That is ultimately neither here nor there, but if we're all going to have to accept that there will never be a fire-and-forget, max-everything-out user-level hardware spec ever again the least manufacturers could do is prioritize the insane, wildly expensive new prosumer segment not catching on actual fire if you look at it sideways.

See, this is what I see is the entire problem.

Just like the US Auto industry... and many others...

Everything is shifting toward being based on what used to be the high end luxury market... that is now the new 'normal', only barely maintainable as 'normal' via exploding levels of just actual literal personal and corporate balance sheet debt and cratering credit scores, rising systemic risk from corporate finance overleveraging.

The result is that affordability is out the window, massively mismatched with the mainstay of your consumer base, and video games go back to a state they were in in roughly the 80s and 90s... where you basically need to be pretty well off to experience the new hotness...

But also, simultaneously: Affordable, basic options... don't really exist anymore.

The older used high end stuff that still kinda works just price matches with the newer low end stuff that is unreliable for other reasons (planned obsolesence)... untill it dies of old age or supply runs out, even on the used market.

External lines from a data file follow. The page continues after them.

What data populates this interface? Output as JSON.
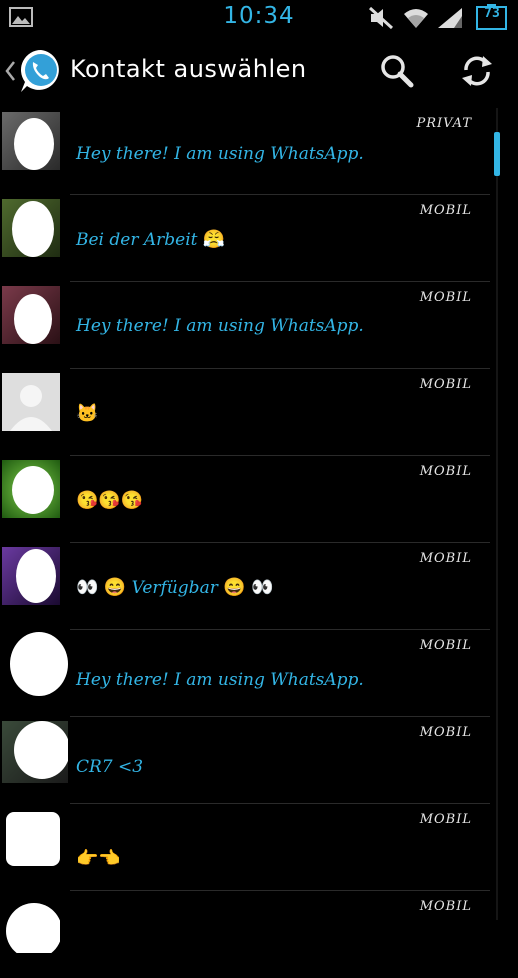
{
  "status_bar": {
    "time": "10:34",
    "battery_level": "73",
    "icons": [
      "gallery-icon",
      "mute-icon",
      "wifi-icon",
      "signal-icon",
      "battery-icon"
    ]
  },
  "action_bar": {
    "title": "Kontakt auswählen",
    "icons": [
      "back-chevron-icon",
      "whatsapp-logo-icon",
      "search-icon",
      "refresh-icon"
    ]
  },
  "colors": {
    "accent": "#33b5e5",
    "background": "#000000",
    "text": "#ffffff"
  },
  "contacts": [
    {
      "type": "PRIVAT",
      "status": "Hey there! I am using WhatsApp.",
      "emoji": []
    },
    {
      "type": "MOBIL",
      "status": "Bei der Arbeit",
      "emoji": [
        "😤"
      ]
    },
    {
      "type": "MOBIL",
      "status": "Hey there! I am using WhatsApp.",
      "emoji": []
    },
    {
      "type": "MOBIL",
      "status": "",
      "emoji": [
        "🐱"
      ]
    },
    {
      "type": "MOBIL",
      "status": "",
      "emoji": [
        "😘",
        "😘",
        "😘"
      ]
    },
    {
      "type": "MOBIL",
      "status": "Verfügbar",
      "emoji": [
        "👀",
        "😄",
        "😄",
        "👀"
      ]
    },
    {
      "type": "MOBIL",
      "status": "Hey there! I am using WhatsApp.",
      "emoji": []
    },
    {
      "type": "MOBIL",
      "status": "CR7 <3",
      "emoji": []
    },
    {
      "type": "MOBIL",
      "status": "",
      "emoji": [
        "👉",
        "👈"
      ]
    },
    {
      "type": "MOBIL",
      "status": "",
      "emoji": []
    }
  ]
}
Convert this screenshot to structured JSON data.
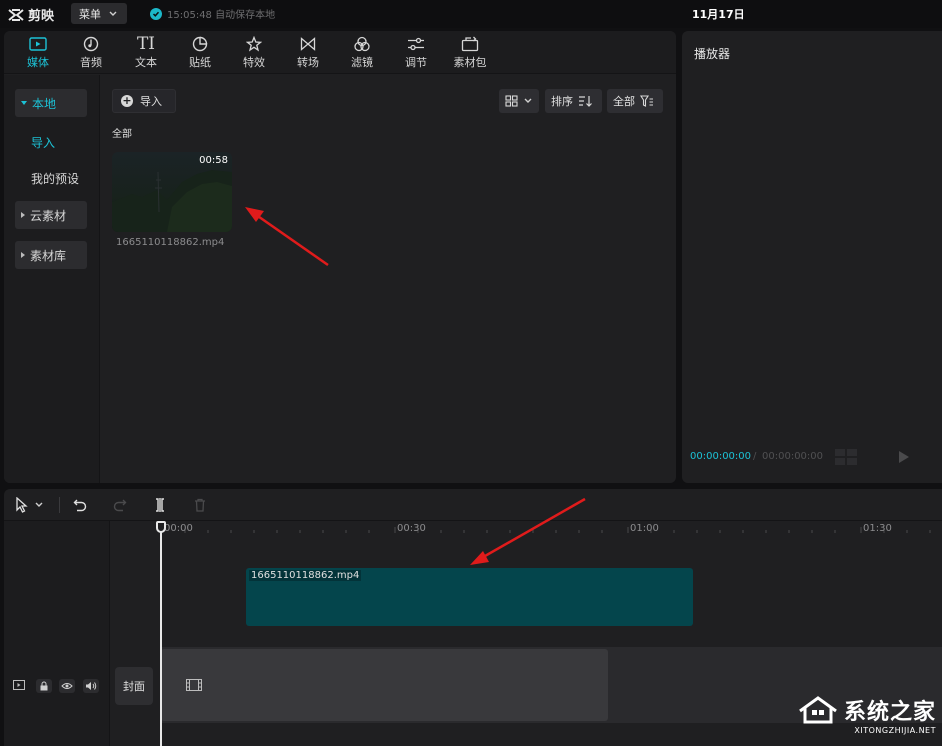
{
  "app": {
    "name": "剪映",
    "menu_label": "菜单",
    "autosave_text": "15:05:48 自动保存本地",
    "date": "11月17日"
  },
  "toolbar": {
    "items": [
      {
        "label": "媒体",
        "icon": "media-icon"
      },
      {
        "label": "音频",
        "icon": "audio-icon"
      },
      {
        "label": "文本",
        "icon": "text-icon"
      },
      {
        "label": "贴纸",
        "icon": "sticker-icon"
      },
      {
        "label": "特效",
        "icon": "effects-icon"
      },
      {
        "label": "转场",
        "icon": "transition-icon"
      },
      {
        "label": "滤镜",
        "icon": "filter-icon"
      },
      {
        "label": "调节",
        "icon": "adjust-icon"
      },
      {
        "label": "素材包",
        "icon": "package-icon"
      }
    ],
    "text_icon_glyph": "TI"
  },
  "sidebar": {
    "items": [
      {
        "label": "本地"
      },
      {
        "label": "导入"
      },
      {
        "label": "我的预设"
      },
      {
        "label": "云素材"
      },
      {
        "label": "素材库"
      }
    ]
  },
  "media": {
    "import_label": "导入",
    "sort_label": "排序",
    "filter_label": "全部",
    "section_label": "全部",
    "clip": {
      "duration": "00:58",
      "filename": "1665110118862.mp4"
    }
  },
  "player": {
    "title": "播放器",
    "current_time": "00:00:00:00",
    "total_time": "00:00:00:00"
  },
  "timeline": {
    "ruler": [
      "00:00",
      "00:30",
      "01:00",
      "01:30"
    ],
    "clip_label": "1665110118862.mp4",
    "cover_label": "封面"
  },
  "watermark": {
    "main": "系统之家",
    "sub": "XITONGZHIJIA.NET"
  },
  "colors": {
    "accent": "#1cc2d6",
    "clip_track": "#04454c",
    "arrow": "#e01b1b"
  }
}
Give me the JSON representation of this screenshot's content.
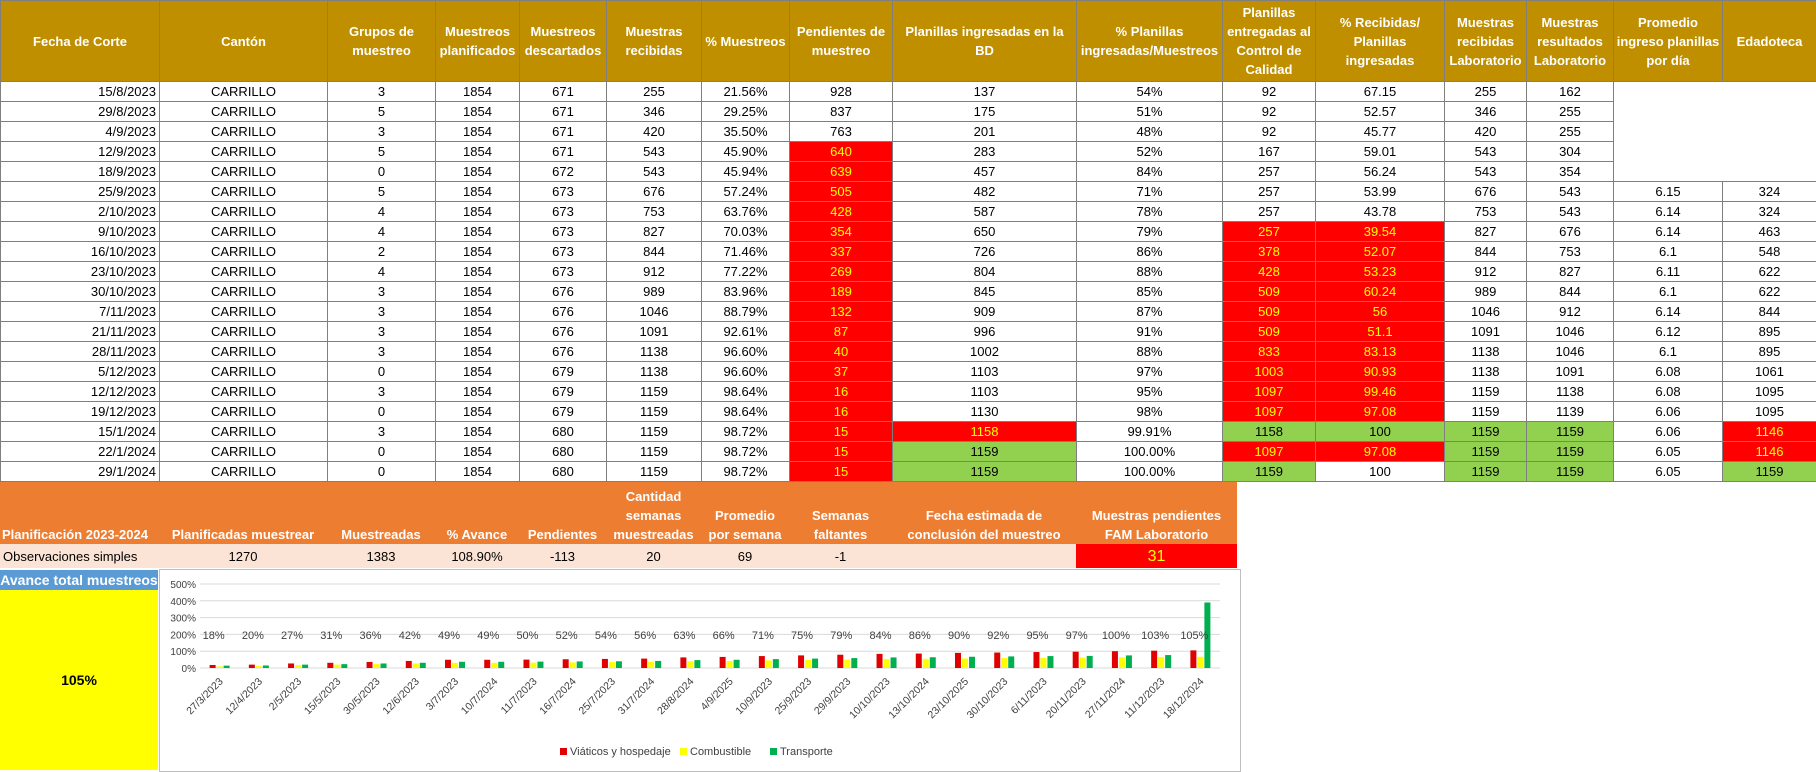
{
  "headers": [
    "Fecha de Corte",
    "Cantón",
    "Grupos de muestreo",
    "Muestreos planificados",
    "Muestreos descartados",
    "Muestras recibidas",
    "% Muestreos",
    "Pendientes de muestreo",
    "Planillas ingresadas en la BD",
    "% Planillas ingresadas/Muestreos",
    "Planillas entregadas al Control de Calidad",
    "% Recibidas/ Planillas ingresadas",
    "Muestras recibidas Laboratorio",
    "Muestras resultados Laboratorio",
    "Promedio ingreso planillas por día",
    "Edadoteca"
  ],
  "rows": [
    [
      "15/8/2023",
      "CARRILLO",
      "3",
      "1854",
      "671",
      "255",
      "21.56%",
      "928",
      "137",
      "54%",
      "92",
      "67.15",
      "255",
      "162",
      "",
      ""
    ],
    [
      "29/8/2023",
      "CARRILLO",
      "5",
      "1854",
      "671",
      "346",
      "29.25%",
      "837",
      "175",
      "51%",
      "92",
      "52.57",
      "346",
      "255",
      "",
      ""
    ],
    [
      "4/9/2023",
      "CARRILLO",
      "3",
      "1854",
      "671",
      "420",
      "35.50%",
      "763",
      "201",
      "48%",
      "92",
      "45.77",
      "420",
      "255",
      "",
      ""
    ],
    [
      "12/9/2023",
      "CARRILLO",
      "5",
      "1854",
      "671",
      "543",
      "45.90%",
      "640",
      "283",
      "52%",
      "167",
      "59.01",
      "543",
      "304",
      "",
      ""
    ],
    [
      "18/9/2023",
      "CARRILLO",
      "0",
      "1854",
      "672",
      "543",
      "45.94%",
      "639",
      "457",
      "84%",
      "257",
      "56.24",
      "543",
      "354",
      "",
      ""
    ],
    [
      "25/9/2023",
      "CARRILLO",
      "5",
      "1854",
      "673",
      "676",
      "57.24%",
      "505",
      "482",
      "71%",
      "257",
      "53.99",
      "676",
      "543",
      "6.15",
      "324"
    ],
    [
      "2/10/2023",
      "CARRILLO",
      "4",
      "1854",
      "673",
      "753",
      "63.76%",
      "428",
      "587",
      "78%",
      "257",
      "43.78",
      "753",
      "543",
      "6.14",
      "324"
    ],
    [
      "9/10/2023",
      "CARRILLO",
      "4",
      "1854",
      "673",
      "827",
      "70.03%",
      "354",
      "650",
      "79%",
      "257",
      "39.54",
      "827",
      "676",
      "6.14",
      "463"
    ],
    [
      "16/10/2023",
      "CARRILLO",
      "2",
      "1854",
      "673",
      "844",
      "71.46%",
      "337",
      "726",
      "86%",
      "378",
      "52.07",
      "844",
      "753",
      "6.1",
      "548"
    ],
    [
      "23/10/2023",
      "CARRILLO",
      "4",
      "1854",
      "673",
      "912",
      "77.22%",
      "269",
      "804",
      "88%",
      "428",
      "53.23",
      "912",
      "827",
      "6.11",
      "622"
    ],
    [
      "30/10/2023",
      "CARRILLO",
      "3",
      "1854",
      "676",
      "989",
      "83.96%",
      "189",
      "845",
      "85%",
      "509",
      "60.24",
      "989",
      "844",
      "6.1",
      "622"
    ],
    [
      "7/11/2023",
      "CARRILLO",
      "3",
      "1854",
      "676",
      "1046",
      "88.79%",
      "132",
      "909",
      "87%",
      "509",
      "56",
      "1046",
      "912",
      "6.14",
      "844"
    ],
    [
      "21/11/2023",
      "CARRILLO",
      "3",
      "1854",
      "676",
      "1091",
      "92.61%",
      "87",
      "996",
      "91%",
      "509",
      "51.1",
      "1091",
      "1046",
      "6.12",
      "895"
    ],
    [
      "28/11/2023",
      "CARRILLO",
      "3",
      "1854",
      "676",
      "1138",
      "96.60%",
      "40",
      "1002",
      "88%",
      "833",
      "83.13",
      "1138",
      "1046",
      "6.1",
      "895"
    ],
    [
      "5/12/2023",
      "CARRILLO",
      "0",
      "1854",
      "679",
      "1138",
      "96.60%",
      "37",
      "1103",
      "97%",
      "1003",
      "90.93",
      "1138",
      "1091",
      "6.08",
      "1061"
    ],
    [
      "12/12/2023",
      "CARRILLO",
      "3",
      "1854",
      "679",
      "1159",
      "98.64%",
      "16",
      "1103",
      "95%",
      "1097",
      "99.46",
      "1159",
      "1138",
      "6.08",
      "1095"
    ],
    [
      "19/12/2023",
      "CARRILLO",
      "0",
      "1854",
      "679",
      "1159",
      "98.64%",
      "16",
      "1130",
      "98%",
      "1097",
      "97.08",
      "1159",
      "1139",
      "6.06",
      "1095"
    ],
    [
      "15/1/2024",
      "CARRILLO",
      "3",
      "1854",
      "680",
      "1159",
      "98.72%",
      "15",
      "1158",
      "99.91%",
      "1158",
      "100",
      "1159",
      "1159",
      "6.06",
      "1146"
    ],
    [
      "22/1/2024",
      "CARRILLO",
      "0",
      "1854",
      "680",
      "1159",
      "98.72%",
      "15",
      "1159",
      "100.00%",
      "1097",
      "97.08",
      "1159",
      "1159",
      "6.05",
      "1146"
    ],
    [
      "29/1/2024",
      "CARRILLO",
      "0",
      "1854",
      "680",
      "1159",
      "98.72%",
      "15",
      "1159",
      "100.00%",
      "1159",
      "100",
      "1159",
      "1159",
      "6.05",
      "1159"
    ]
  ],
  "planning": {
    "headers": [
      "Planificación 2023-2024",
      "Planificadas muestrear",
      "Muestreadas",
      "% Avance",
      "Pendientes",
      "Cantidad semanas muestreadas",
      "Promedio por semana",
      "Semanas faltantes",
      "Fecha estimada de conclusión del muestreo",
      "Muestras pendientes FAM Laboratorio"
    ],
    "row": [
      "Observaciones simples",
      "1270",
      "1383",
      "108.90%",
      "-113",
      "20",
      "69",
      "-1",
      "",
      "31"
    ]
  },
  "avance": {
    "label": "Avance total muestreos",
    "value": "105%"
  },
  "colors": {
    "header": "#bf8f00",
    "planning_header": "#ed7d31",
    "planning_row": "#fbe4d5",
    "alert_red": "#ff0000",
    "ok_green": "#92d050",
    "highlight_yellow": "#ffff00",
    "series_red": "#e00000",
    "series_yellow": "#ffff00",
    "series_green": "#00b050"
  },
  "chart_data": {
    "type": "bar",
    "categories": [
      "27/3/2023",
      "12/4/2023",
      "2/5/2023",
      "15/5/2023",
      "30/5/2023",
      "12/6/2023",
      "3/7/2023",
      "10/7/2024",
      "11/7/2023",
      "16/7/2024",
      "25/7/2023",
      "31/7/2024",
      "28/8/2024",
      "4/9/2025",
      "10/9/2023",
      "25/9/2023",
      "29/9/2023",
      "10/10/2023",
      "13/10/2024",
      "23/10/2025",
      "30/10/2023",
      "6/11/2023",
      "20/11/2023",
      "27/11/2024",
      "11/12/2023",
      "18/12/2024"
    ],
    "series": [
      {
        "name": "Viáticos y hospedaje",
        "values": [
          18,
          20,
          27,
          31,
          36,
          42,
          49,
          49,
          50,
          52,
          54,
          56,
          63,
          66,
          71,
          75,
          79,
          84,
          86,
          90,
          92,
          95,
          97,
          100,
          103,
          105
        ]
      },
      {
        "name": "Combustible",
        "values": [
          10,
          12,
          17,
          20,
          23,
          27,
          31,
          31,
          32,
          33,
          35,
          36,
          40,
          42,
          45,
          48,
          50,
          54,
          55,
          57,
          59,
          61,
          62,
          64,
          66,
          67
        ]
      },
      {
        "name": "Transporte",
        "values": [
          14,
          15,
          20,
          23,
          27,
          31,
          37,
          37,
          38,
          39,
          40,
          42,
          47,
          49,
          53,
          56,
          59,
          63,
          64,
          67,
          69,
          71,
          72,
          75,
          77,
          390
        ]
      }
    ],
    "data_labels": [
      "18%",
      "20%",
      "27%",
      "31%",
      "36%",
      "42%",
      "49%",
      "49%",
      "50%",
      "52%",
      "54%",
      "56%",
      "63%",
      "66%",
      "71%",
      "75%",
      "79%",
      "84%",
      "86%",
      "90%",
      "92%",
      "95%",
      "97%",
      "100%",
      "103%",
      "105%"
    ],
    "ytick_labels": [
      "0%",
      "100%",
      "200%",
      "300%",
      "400%",
      "500%"
    ],
    "ylim": [
      0,
      500
    ],
    "grid": true,
    "legend": "bottom"
  }
}
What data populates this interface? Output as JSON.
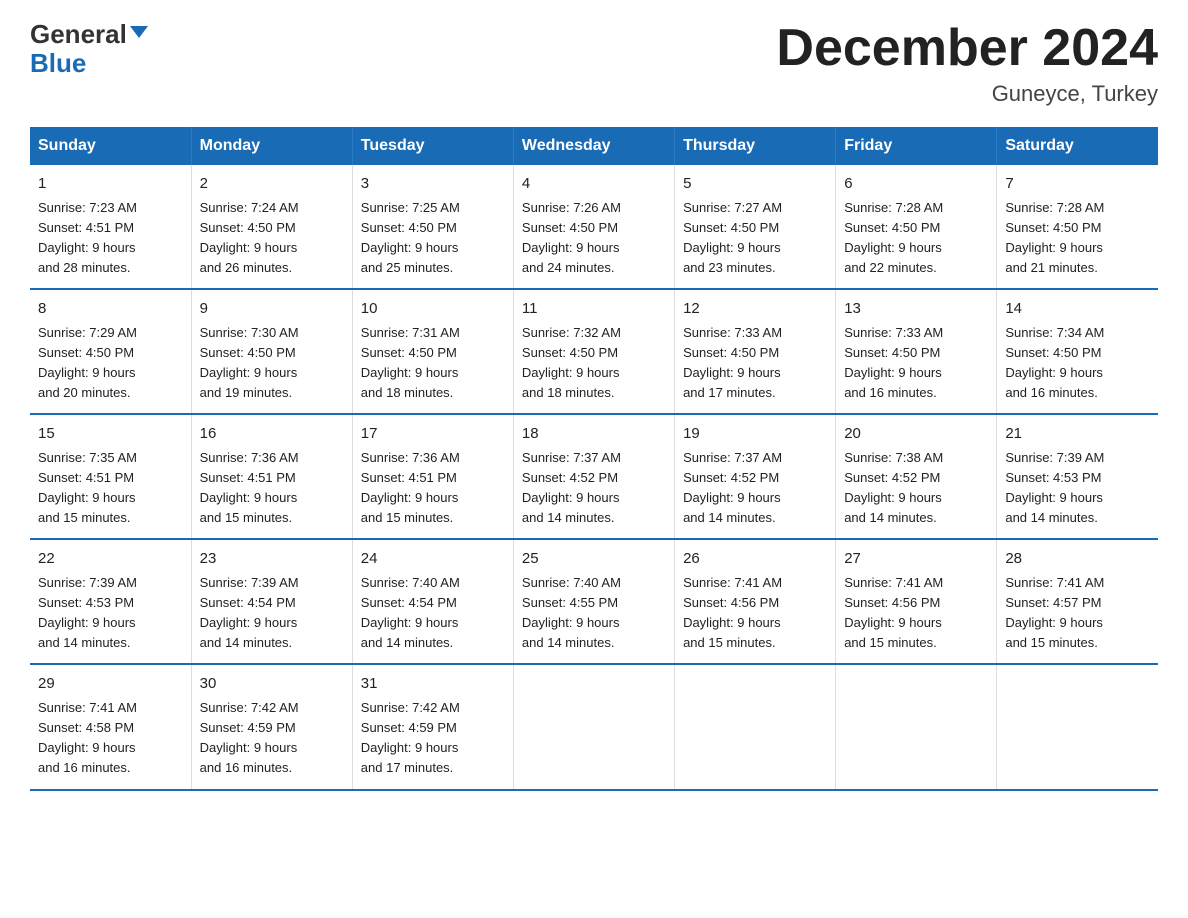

Gaming companies do literally everything they can to make it difficult or unappealing for you to just go play an old video game.

MtX, Live Services, Always Online game that just expires and then hey go fuck yourself, even if you wanted to host your own servers as a dedicated fanbase, fuck you, no network or server code for you, maybe you can spend a decade reverse engineering it, oh right and all your microtransactions? Poof, gone, game is unplayable, all that shit you paid for evaporated too.

There is going to be a giant rift between the few indie studios that manage to get enough funding to put together something fairly small scale but actually novel ... and then a few massive AAAAA games that require fucking supercomputers and a networth in the tens of millions afford to purchase and run.

No more middle.

The gaming landscape is going to bifrucate along with the rest of the increasing unstable wealth disparity divide in society generally.

We are no longer in the 'things generally get better and cheaper' phase, we are in the corporate neofeudalism phase where you are either a serf or a master... but always, still a consumer.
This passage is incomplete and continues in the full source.